The Act creates several new offences to strengthen the law on corruption in Ireland. New offences include:
- Offering or agreeing to accept a gift, consideration or advantage to induce another person to exert an improper influence over an act of a foreign or public official.
- Making use of confidential information obtained in the course of duties by an official in order to gain an advantage.
- Giving a gift, consideration or advantage where a person knows or reasonably ought to know that the gift will be used to facilitate a corruption offence.
- A new strict liability offence for corporate bodies whose management, employees or subsidiaries commit a corruption offence with the intention of securing an advantage for the company. It shall be a defence for the body corporate to prove they took reasonable steps to prevent this. The penalty for conviction on indictment is an unlimited fine.

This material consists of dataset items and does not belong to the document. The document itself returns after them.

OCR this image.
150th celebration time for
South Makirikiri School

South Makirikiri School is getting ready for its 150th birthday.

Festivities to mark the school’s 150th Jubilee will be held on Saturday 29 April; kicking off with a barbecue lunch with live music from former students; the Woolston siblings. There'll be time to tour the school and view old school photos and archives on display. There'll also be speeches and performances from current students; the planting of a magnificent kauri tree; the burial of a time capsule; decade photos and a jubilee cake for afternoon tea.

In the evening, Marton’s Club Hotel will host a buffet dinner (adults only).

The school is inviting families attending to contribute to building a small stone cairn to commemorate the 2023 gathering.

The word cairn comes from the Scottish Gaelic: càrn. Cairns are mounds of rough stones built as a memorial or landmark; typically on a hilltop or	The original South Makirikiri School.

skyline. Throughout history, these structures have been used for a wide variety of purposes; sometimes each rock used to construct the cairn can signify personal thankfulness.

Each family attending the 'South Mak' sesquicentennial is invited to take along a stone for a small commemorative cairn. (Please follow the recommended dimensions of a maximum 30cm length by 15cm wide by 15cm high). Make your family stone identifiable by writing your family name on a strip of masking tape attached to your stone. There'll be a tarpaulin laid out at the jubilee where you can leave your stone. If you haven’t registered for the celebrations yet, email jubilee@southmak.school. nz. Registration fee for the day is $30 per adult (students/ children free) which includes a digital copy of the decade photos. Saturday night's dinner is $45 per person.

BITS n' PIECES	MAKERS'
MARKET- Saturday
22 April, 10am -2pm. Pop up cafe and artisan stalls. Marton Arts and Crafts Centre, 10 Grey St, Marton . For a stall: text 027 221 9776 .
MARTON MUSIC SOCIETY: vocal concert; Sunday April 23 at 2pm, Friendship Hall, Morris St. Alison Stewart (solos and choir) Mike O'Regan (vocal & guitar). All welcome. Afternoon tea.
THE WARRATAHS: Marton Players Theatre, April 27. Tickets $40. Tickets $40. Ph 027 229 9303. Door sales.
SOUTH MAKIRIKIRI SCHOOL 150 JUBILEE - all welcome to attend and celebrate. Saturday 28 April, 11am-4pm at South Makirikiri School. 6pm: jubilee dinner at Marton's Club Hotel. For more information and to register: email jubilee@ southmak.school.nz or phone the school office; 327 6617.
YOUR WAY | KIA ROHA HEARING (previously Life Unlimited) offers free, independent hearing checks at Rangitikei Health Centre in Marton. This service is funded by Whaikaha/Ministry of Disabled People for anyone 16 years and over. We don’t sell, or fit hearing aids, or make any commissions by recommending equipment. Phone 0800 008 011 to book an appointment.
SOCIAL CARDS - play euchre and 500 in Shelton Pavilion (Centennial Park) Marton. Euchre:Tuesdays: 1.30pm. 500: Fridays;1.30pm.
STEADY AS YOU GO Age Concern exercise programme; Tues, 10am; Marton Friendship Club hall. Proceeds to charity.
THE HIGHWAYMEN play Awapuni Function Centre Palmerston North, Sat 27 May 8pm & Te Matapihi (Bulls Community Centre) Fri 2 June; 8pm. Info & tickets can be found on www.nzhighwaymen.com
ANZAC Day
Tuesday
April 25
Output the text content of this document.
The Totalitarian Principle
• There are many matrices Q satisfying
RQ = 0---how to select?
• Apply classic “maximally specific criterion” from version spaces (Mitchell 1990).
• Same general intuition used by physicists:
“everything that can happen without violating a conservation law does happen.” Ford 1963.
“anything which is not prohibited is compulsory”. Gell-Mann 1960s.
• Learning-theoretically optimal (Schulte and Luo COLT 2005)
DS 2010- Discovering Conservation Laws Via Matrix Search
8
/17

The Act extends the categories of persons to whom the presumptions relating to corrupt donations will apply, to include family members and close business associates, as recommended by the Mahon Tribunal. It also creates a presumption of corrupt enrichment whereby a public official who has not declared an interest in land or other property, when obliged to do so, can be presumed to have obtained it as an inducement or reward for doing an act in relation to his or her office.
Penalties under the Act aim to be sufficiently strong to reflect the serious social and economic harm corruption can do, particularly when committed by public officials. Sentences of up to 10 years are provided for as well as unlimited fines upon conviction on indictment. The Act provides for a penalty of forfeiture of office if an Irish official is found guilty of corruption on indictment, as recommended by UNCAC. The forfeiture of office penalty will not apply where there is already a process for a position to be terminated by resolution of both Houses of the Oireachtas, or where the power of removal is derived from a Constitutional power.